La question a été, encore une fois, posée à l’Assemblée nationale, hier, lors de la séance de questions au gouvernement : Alexandre Portier, député LR du Rhône, a lancé au ministre Pap Ndiaye : « Partout en France, au lieu d’alléger les classes, vous en fermez. C’est un non-sens absolu. » Le député a pris l’exemple d’une commune de sa circonscription, Trades, qui a investi « plus de 150 000 euros dans son école ». « Seulement voilà : cette école ne réunissant cette année que neuf élèves, on s’empresse de la fermer. Dans quatre ans, elle retrouverait un effectif de quinze élèves, car le Rhône gagne des habitants, ses effectifs n’ont cessé de remonter, mais, au lieu de proposer des pistes pour soutenir l’école face à ce creux, on se dépêche de faire une croix dessus. »
Le député a demandé avec insistance au ministre de « dire clairement combien de classes vous fermerez à la rentrée ».

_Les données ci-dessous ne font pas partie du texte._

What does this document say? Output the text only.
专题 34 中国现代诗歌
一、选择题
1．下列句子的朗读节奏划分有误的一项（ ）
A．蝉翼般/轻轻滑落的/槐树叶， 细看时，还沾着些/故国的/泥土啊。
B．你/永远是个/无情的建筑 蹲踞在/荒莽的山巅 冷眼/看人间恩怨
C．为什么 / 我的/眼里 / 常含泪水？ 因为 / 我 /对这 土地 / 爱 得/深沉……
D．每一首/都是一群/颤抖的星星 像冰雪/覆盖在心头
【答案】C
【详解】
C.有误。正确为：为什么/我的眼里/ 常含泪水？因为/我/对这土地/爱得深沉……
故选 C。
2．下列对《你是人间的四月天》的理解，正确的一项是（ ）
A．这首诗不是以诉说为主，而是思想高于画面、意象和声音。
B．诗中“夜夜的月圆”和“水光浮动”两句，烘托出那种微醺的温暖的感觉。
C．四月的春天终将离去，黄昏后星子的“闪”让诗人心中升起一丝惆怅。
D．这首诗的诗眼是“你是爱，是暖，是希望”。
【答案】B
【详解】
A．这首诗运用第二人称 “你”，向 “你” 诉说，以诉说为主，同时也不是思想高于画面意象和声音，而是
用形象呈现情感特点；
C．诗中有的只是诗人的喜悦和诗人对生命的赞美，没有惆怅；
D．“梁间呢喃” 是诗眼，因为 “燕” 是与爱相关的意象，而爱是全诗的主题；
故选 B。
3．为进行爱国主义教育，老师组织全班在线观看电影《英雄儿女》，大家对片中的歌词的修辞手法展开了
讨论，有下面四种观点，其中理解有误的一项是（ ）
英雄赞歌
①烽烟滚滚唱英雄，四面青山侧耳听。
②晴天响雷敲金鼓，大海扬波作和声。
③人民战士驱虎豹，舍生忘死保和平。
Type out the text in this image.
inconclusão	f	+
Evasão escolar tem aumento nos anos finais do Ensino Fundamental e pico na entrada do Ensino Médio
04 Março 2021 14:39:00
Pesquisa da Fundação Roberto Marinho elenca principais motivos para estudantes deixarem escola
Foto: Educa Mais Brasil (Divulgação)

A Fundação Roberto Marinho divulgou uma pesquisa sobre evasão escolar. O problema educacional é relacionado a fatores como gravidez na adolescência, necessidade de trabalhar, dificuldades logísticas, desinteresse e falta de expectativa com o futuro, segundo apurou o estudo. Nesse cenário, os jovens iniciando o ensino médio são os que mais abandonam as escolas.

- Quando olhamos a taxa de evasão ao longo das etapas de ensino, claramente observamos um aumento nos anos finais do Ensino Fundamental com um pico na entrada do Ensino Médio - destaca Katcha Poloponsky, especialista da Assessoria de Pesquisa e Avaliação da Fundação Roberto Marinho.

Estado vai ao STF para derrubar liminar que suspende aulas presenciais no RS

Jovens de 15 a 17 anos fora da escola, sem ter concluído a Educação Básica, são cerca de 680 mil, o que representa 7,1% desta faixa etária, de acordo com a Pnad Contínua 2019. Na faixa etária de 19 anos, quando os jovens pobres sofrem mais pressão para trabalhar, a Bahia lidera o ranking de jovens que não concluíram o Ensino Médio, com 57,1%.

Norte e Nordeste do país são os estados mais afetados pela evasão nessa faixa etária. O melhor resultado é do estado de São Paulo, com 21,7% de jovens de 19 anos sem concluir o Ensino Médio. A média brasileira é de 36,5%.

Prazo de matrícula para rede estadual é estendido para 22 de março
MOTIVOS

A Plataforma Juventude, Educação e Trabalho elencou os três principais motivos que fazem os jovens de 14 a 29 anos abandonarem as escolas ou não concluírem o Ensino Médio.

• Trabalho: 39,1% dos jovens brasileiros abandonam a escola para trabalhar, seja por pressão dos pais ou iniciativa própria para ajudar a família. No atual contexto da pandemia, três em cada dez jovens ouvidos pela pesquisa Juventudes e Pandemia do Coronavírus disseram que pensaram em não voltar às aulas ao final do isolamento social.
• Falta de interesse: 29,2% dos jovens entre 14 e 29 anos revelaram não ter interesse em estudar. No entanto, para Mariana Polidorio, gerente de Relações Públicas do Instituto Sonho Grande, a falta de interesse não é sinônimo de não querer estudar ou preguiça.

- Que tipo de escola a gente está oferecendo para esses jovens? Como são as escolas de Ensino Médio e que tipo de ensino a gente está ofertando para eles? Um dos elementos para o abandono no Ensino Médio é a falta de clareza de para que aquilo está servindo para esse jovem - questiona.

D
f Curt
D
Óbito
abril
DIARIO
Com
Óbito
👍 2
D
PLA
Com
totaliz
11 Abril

Pap Ndiaye a eu une réponse pour le moins étonnante, en expliquant qu’il était dans l’incapacité de répondre à sa question avant… le mois d’août ! « Nous sommes au mois de mars. Des ajustements sont opérés en ce moment et jusqu’en juin. D’ultimes ajustements interviendront en août. Cela m’empêche de répondre précisément à votre question », a-t-il déclaré, provoquant les exclamations des députés qui ont tenté de lui expliquer que « les maires ne peuvent pas attendre l’été pour savoir si une classe va fermer ».
Le ministre a toutefois reconnu que son administration devait « faire mieux en matière de pluriannualité », afin que les communes « puissent envisager leurs investissements dans une perspective relativement longue », en considérant « les enfants qui naissent aujourd’hui et seront scolarisés dans trois ans ».
L’AMF demande de la concertation
Le président de l’AMF, David Lisnard, a écrit début mars au ministre pour lui faire part des inquiétudes des maires devant ce mouvement de fermetures massives de classes opéré « sans concertation préalable ». Les maires sont évidemment « parfaitement conscients de l’évolution de la démographie scolaire dans leur territoire », écrit le maire de Cannes, mais ils cherchent « des solutions pragmatiques afin de maintenir une école de proximité, notamment dans les zones rurales et isolées ».
La préparation de la carte scolaire ne peut « relever d’une démarche purement comptable », affirme David Lisnard, qui demande au ministre de faire en sorte que les directeurs académiques « établissent avec les maires une véritable concertation préalable à tout projet de retrait de poste d’enseignant ». Rappelant qu’en 2019, le gouvernement s’est engagé à ne pas fermer d’école sans accord des maires dans les communes de moins de 5 000 habitants, le président de l’AMF demande qu’il en soit de même pour les fermetures de classe et dans toutes les communes.
Enfin, David Lisnard interpelle Pap Ndiaye à propos des conventions de ruralité, qui arrivent à échéance sans être renouvelées. « (Ces) conventions peuvent favoriser une concertation avec les maires et l’élaboration d’une vision stratégique commune sur le maillage territorial des écoles primaires », rappelle le maire de Cannes.
Cette question de la carte scolaire a été largement débattue, hier, lors de la commission Éducation de l’AMF. Maire info reviendra dans une prochaine édition sur les conclusions de ces travaux.